Certes, Roissy un vendredi, c’est beaucoup moins gai qu’Orly un dimanche dans une chanson de Bécaud. Mais de là à dire, comme la sémillante Olivia Zemor d’EuroPalestine que « Roissy-Charles de Gaulle est sous occupation israélienne » (et pourquoi pas nazie, Olivia ?) ou à scander comme ses camarades privés de Paris-Tel Aviv via Francfort « Roissy sous blocus, Lufthansa collabos ! »… Non, franchement je crois que nos amis sionistophobes exagèrent un brin.

Tout d’abord, je ne crois pas qu’Israël (ou l’ « Entité sioniste », comme préfèrent le dire nos pointilleux géopoliticiens) soit signataire des accords de Schengen. On n’entre pas là-bas comme dans un moulin, et si ça se trouve, il y a quelques bonnes raisons pour ça. Mais bon, c’est toujours rigolo de voir des altermondialistes certifiés AFNOR se réclamer des saints principes de Schengen. Tant qu’à faire, il aurait été plus fun pour Olivia Zemor, qui revendique volontiers ses origines juives, de demander à bénéficier de la Loi du Retour pour obtenir son billet d’avion. Hélas, je ne crois pas que l’humour juif soit la tasse de thé de l’ancienne colistière de Dieudonné.

En revanche, l’humour ou disons la taquinerie, semble avoir la cote du côté des Israéliens. À Jérusalem, on semble avoir tiré les leçons qui s’imposaient de la tuerie du Navi Marmara. Au lieu de clamer en vain qu’ils n’étaient pas coupables dans le déclenchement du drame, les services secrets d’Israël ont décidé de tout faire pour empêcher un drame de se produire. Et ça marche. Et on aime. Enfin moi j’aime.

Les moteurs diesel de tel cargo « Free Gaza » tombent mystérieusement en panne bien que flambant neufs, l’hélice de tel autre se détache mystérieusement de son axe, sans qu’on ait jamais signalé la présence de poissons-scies dans ce coin de la Méditerranée. Ah si seulement Hernu avait fait sous-traiter le Rainbow Warrior par les farceurs du Mossad…

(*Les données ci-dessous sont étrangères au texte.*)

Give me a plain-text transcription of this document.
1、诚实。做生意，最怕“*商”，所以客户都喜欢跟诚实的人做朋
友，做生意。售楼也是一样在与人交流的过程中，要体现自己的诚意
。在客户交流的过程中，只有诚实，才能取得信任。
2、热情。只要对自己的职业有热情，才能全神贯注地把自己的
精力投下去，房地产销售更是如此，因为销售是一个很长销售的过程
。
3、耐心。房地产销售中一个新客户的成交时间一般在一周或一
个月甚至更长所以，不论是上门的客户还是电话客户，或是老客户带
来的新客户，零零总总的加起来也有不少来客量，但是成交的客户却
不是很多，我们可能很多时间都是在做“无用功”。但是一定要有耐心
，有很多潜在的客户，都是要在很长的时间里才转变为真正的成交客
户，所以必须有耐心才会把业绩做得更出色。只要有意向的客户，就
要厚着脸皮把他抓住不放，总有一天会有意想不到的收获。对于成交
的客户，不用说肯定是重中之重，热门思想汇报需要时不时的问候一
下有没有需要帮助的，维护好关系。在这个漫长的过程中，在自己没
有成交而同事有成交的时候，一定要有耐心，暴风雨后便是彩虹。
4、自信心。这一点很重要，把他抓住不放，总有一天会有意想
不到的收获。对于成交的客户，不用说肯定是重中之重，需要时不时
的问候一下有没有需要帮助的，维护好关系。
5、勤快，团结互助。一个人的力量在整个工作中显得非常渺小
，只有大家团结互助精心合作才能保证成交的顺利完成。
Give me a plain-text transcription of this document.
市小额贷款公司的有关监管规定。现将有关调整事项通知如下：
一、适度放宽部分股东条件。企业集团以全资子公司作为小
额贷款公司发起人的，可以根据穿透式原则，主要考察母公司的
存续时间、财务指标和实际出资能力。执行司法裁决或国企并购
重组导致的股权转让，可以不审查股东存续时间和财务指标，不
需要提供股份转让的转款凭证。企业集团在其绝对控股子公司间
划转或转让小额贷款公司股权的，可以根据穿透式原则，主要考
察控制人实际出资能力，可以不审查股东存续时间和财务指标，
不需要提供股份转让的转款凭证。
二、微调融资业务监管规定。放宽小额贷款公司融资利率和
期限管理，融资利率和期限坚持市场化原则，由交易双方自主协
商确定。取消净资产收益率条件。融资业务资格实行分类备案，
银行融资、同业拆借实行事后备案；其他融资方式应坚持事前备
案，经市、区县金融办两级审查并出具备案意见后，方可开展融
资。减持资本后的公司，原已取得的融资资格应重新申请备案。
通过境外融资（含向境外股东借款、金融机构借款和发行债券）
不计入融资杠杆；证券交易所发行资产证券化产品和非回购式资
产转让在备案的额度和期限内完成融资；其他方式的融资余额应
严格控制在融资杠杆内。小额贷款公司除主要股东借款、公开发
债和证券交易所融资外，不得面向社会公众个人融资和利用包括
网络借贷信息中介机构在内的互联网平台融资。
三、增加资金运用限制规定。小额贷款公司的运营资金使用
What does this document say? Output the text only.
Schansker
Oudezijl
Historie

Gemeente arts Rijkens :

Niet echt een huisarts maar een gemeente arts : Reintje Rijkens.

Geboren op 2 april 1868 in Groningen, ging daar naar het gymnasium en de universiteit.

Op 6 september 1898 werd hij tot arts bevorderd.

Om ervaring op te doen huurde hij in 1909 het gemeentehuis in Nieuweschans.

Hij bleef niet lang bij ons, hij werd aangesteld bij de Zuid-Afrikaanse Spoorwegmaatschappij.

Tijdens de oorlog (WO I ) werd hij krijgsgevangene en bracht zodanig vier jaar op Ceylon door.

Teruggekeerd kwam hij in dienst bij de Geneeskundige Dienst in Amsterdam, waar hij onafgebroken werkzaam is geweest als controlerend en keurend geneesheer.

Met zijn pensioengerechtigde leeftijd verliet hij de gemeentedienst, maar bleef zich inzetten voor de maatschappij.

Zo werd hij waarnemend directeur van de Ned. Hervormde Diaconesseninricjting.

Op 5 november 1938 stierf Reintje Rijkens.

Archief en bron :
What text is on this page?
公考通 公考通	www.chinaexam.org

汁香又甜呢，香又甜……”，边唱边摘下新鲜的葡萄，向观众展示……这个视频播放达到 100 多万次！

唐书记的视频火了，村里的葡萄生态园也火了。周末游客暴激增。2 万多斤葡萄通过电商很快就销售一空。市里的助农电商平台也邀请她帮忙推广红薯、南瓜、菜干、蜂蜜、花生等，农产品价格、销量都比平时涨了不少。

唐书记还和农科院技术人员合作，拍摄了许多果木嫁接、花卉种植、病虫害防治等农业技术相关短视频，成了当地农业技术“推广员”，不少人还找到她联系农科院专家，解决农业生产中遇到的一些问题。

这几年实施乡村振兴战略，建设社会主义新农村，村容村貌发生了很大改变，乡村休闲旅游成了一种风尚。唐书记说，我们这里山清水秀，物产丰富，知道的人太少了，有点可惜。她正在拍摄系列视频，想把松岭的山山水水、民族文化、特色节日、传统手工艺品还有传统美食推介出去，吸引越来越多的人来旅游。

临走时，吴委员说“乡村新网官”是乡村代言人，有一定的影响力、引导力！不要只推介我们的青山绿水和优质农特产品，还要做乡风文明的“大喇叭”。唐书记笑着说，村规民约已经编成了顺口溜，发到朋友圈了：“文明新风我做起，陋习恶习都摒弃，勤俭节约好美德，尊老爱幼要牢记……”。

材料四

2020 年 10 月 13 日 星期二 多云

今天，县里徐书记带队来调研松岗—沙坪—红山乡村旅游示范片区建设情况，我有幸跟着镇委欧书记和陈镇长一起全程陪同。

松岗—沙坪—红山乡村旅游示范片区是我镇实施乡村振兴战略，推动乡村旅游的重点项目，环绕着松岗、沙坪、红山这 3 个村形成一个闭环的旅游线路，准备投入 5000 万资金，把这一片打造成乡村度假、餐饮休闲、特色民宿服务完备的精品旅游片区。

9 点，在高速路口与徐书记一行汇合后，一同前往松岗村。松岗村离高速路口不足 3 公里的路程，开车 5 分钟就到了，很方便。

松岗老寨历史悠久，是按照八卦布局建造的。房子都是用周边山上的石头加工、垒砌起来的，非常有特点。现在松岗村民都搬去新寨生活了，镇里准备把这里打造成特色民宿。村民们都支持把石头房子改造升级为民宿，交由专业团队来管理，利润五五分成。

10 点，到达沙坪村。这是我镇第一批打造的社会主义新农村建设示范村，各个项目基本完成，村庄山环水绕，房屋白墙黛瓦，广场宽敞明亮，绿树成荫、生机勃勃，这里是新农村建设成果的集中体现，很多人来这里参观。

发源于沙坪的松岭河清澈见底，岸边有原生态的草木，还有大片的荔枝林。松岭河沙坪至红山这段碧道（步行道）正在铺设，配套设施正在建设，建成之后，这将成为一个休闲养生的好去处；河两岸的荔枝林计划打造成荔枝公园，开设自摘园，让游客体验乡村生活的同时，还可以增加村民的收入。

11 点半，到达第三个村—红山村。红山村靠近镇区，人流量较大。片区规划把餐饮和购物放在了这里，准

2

Une fois les flottilles stricto sensu neutralisées façon Mac Gyver, sans bombes ni morts, restait à régler celui des flottilles de substitution. Celles qui entendaient libérer la Palestine en Airbus A320. On n’allait tout de même pas scier les hélices des aéroplanes, ni obstruer les réacteurs des jets avec des fraises Tagada, ce qui n’aurait pas été fair-play, même vis-à-vis de gens qui rêvent tout haut de vous rejeter à la mer.

Là encore, les services israéliens ont choisi de procéder en douceur, en usant banalement d’un simple black-listage, comme à l’entrée d’une boite branchée des Champs. Sans arme, ni haine, ni violence, comme disait Albert.

La réaction très énervée des passagers éconduits, ou plutôt acconduits, pourrait faire penser que ces Israéliens sont décidément des pervers et que procéder sans violence est la pire des violences qu’on puisse exercer contre un aspirant-martyr.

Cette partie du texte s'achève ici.